We understand that anyone whose case is funded solely by Legal Aid,
is unable to scrutinise the bill - the lawyer can present any amount unchallenged
to the Legal Aid Board. Effectively it is a 'blank cheque'! We have
heard of one case which involved a lawyer obtaining the patient's records
(which the patient could have got for about £50) paginating them, obtaining
a favourable expert witness' report and a barrister's conference, when it
was advised that the case be dropped. The bill to the Legal Aid Board for
all of this ? - a wopping £150,000 !!! Unbelievable! We are amazed
that the patient was ever allowed cast eyes on this bill).
David Lammy is the Health Minister
in charge of the criminal negligence system, made it clear that the Government
wanted to act on the burgeoning cost of the pay-outs. Lammy said that the
Chief Medical Officer, Sir Liam Donaldson, had been asked to review the
present system and come up with recommendations. His report has now been
passed to Milburn and an announcement is expected early in the new year.
In 2001 Professor, Sir Ian Kenndy's report on the deaths of babies undergoing
heart operations at Bristol Royal Infirmary demanded an end to multi-million
pound compensation claims so that doctors could admit mistakes without being
dragged through the courts. ( Only a fraction of
cases ever get to court!). " We are keen to see greater
use of structured settlements or periodic payments instead of lump sum payments,
"Lammy said. " These allow part of any award to be paid in the form of
tax-free installations for the duration of the claimants life."
SIN suggested that " First and
foremost there should be a legal obligation to inform patients of any treatment
related damage and the patient to be given counselling if needed. The level
of compensation to be determined from a scale of damages predetemined
by a national tariff. Most cases should be settled within 3 to 6 months.
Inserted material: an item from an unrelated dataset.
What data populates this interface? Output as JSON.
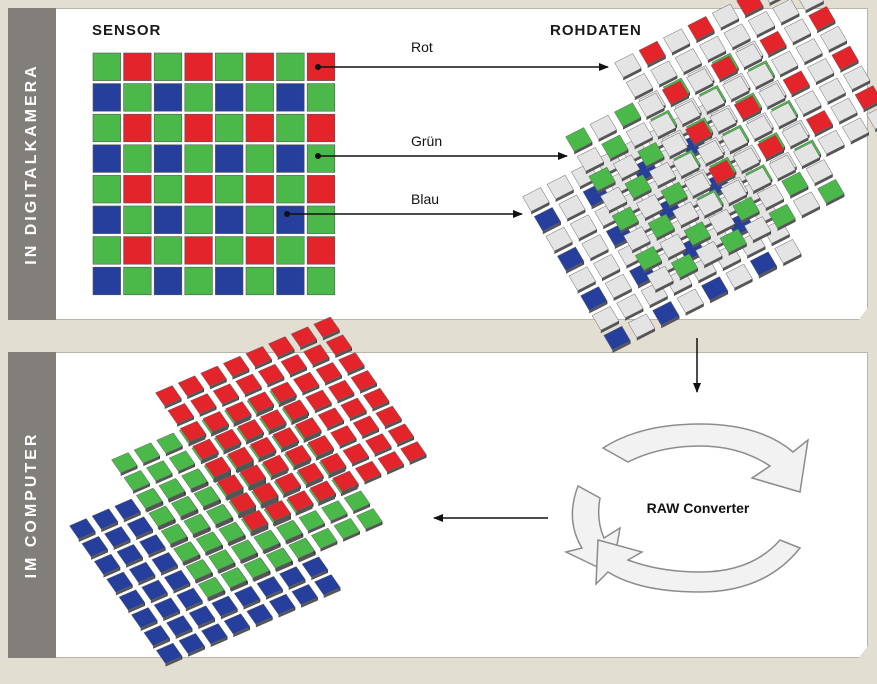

All health professionals involved in medical mistakes should have counselling
available and should also be obliged to meet the patient in order to apologise,
if this is what the patient wishes. This would be therapeutic for both patient
and health professional. All seriously damaged patients and the relatives
of those who have died should also receive counselling. Genuine
and appropriate specialist remedial care for the iatrogenic patient will
be guaranteed". Taken from SIN's Paper 3 'Balancing the Scales'
"SIN does not advocate a 'no blame culture' and believes that
'blame' is an emotive word that should not be used. 'To blame' mean to
hold someone or something 'accountable' or to hold someone or something
'responsible'. To advocate a 'no blame culture' actually means advocating
a 'culture of no responsiblility', a culture of 'no accountability'. Which
respectable profession could ethically demand this and expect the public
to accept it? We are not proposing vindictive sanctions, but as the medical
profession does have the power of life and death, it is only reasonable that
such a profession is carefully monitored and controlled. SIN and, we believe,
most patients wish to see a culture of personal responsibiltiy and accountabiltiy
with sensible remedial actions/ sanctions taken when things go seriously
wrong and patients being fully informed. " Quote
from Paper 3 'Balancing the Scales'. March 2002
SIN believes that parallel with the patient being informed when a medical
error has occurred causing serious damage, a full investigation should
taken place to establish the cause of the error and accountability so that
'lessons can be learned'.
Over the years, the costs for compensation will be reduced
as procedures will be in place to reduce the number of serious medical
errors causing deaths and damage. Patient safety will improve considerably.
We reiterate: patients can cope with the original mistake, it is the subsequent
denial and cover-up which causes the trauma - no health professional or administrator
should be obliged to lie or to become involved in unethical and unlawful cover-ups.